Q. Is it right for the clergy to hold parliamentary seats?

A. There are divergent responses to this question. Basically, I think it is wrong to hold church leadership as well as political leadership. It is common knowledge that in such a state of competing interest, the church suffers.

Q. What would be the side effects of a politician cum clergy on the flock?

A. Show me your company and I will tell you what sort of person you are! If the clergy join the politicians, their reputation will be like that of any other politician. Society expects ministers of religion to live and behave in a way that promotes truth, unity and peace. If they join a political party, there is an immediate problem because not all members of their flock will belong to the same party. This will in turn make it difficult for the legislators cum clergy to relate pastorally to all, especially in political matters.

The office of the king and that of the prophet must, of necessity, be separate. Prophets should be free to confront absurd kings with the message of truth. This calling will fizzle out if the prophet is bogged down with party politics which seems to make politicians into choir members doing a set piece of convenience! Looking at the pros and cons, I think it is unwise for ministers of religion to double as kings.

Q. Do you think a theocratic government would lead to Africa's development?

A. Not at all! Theocracy failed to impress even God's chosen people. It will not do for Africa or any other place for that matter. Three things here need separation if Africa is to develop: 'theo', 'cracy' and development. The first is the rightful province of concern for the ministers of religion. The second has to do with politics/governance. This permeates other provinces. Through social contracts however, it is entrusted to politicians. The third which is development will only come about if freedom and choice abound in society.

Q. History is replete with accounts of mass genocide/persecutions orchestrated by religious regimes. Do you think a government under the church is safe?

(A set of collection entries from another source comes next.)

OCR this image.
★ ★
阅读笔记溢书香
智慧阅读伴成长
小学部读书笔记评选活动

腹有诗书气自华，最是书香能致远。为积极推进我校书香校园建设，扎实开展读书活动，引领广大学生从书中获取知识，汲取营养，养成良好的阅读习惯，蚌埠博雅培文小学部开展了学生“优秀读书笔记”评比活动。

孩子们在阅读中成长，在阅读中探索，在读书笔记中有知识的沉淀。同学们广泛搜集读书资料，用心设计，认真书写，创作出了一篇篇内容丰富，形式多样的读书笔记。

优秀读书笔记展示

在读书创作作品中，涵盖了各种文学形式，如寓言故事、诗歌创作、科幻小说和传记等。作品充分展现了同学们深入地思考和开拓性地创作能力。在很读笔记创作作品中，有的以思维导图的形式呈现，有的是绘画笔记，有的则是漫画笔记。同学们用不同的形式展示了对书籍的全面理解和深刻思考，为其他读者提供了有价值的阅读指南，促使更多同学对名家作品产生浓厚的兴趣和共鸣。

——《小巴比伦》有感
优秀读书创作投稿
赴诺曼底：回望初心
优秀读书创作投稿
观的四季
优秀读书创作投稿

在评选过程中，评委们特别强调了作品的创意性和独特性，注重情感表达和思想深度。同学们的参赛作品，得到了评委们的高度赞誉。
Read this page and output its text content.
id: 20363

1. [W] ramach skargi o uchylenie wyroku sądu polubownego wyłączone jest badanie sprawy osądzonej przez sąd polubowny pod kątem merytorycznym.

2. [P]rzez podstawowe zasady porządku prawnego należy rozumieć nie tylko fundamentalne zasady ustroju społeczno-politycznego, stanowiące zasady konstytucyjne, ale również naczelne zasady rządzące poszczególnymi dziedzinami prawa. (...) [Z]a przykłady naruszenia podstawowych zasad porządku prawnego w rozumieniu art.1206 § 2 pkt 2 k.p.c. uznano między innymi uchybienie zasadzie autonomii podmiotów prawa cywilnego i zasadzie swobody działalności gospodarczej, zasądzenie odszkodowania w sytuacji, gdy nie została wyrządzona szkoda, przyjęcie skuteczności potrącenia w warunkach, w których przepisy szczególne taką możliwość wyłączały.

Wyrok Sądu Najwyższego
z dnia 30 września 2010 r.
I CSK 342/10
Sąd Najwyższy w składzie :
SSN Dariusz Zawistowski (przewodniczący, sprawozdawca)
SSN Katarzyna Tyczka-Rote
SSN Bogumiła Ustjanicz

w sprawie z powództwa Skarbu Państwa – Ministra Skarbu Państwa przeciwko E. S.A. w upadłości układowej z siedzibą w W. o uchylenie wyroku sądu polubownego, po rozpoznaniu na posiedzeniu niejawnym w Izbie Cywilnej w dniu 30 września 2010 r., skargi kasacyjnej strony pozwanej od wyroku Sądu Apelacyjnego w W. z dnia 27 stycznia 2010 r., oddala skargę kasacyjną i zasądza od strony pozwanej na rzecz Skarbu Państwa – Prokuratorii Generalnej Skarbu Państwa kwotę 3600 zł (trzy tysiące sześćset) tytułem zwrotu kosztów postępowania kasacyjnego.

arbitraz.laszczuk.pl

A. I am glad you mention history. Jesus of history taught a separation between the Kingdom of God and the Kingdom of this World. He referred to one of the kings as a 'fox'. You don't want a scene where foxes are mixing with lambs! Those who follow Jesus Christ in spirit and truth will discern the difference between these kingdoms and act accordingly.

The church has a different calling from the government; that of reconciliation. To be a politician requires a conscious decision to stand on one side against the other. This is made worse in our country which is bedeviled by institutionalized corruption and tribalism.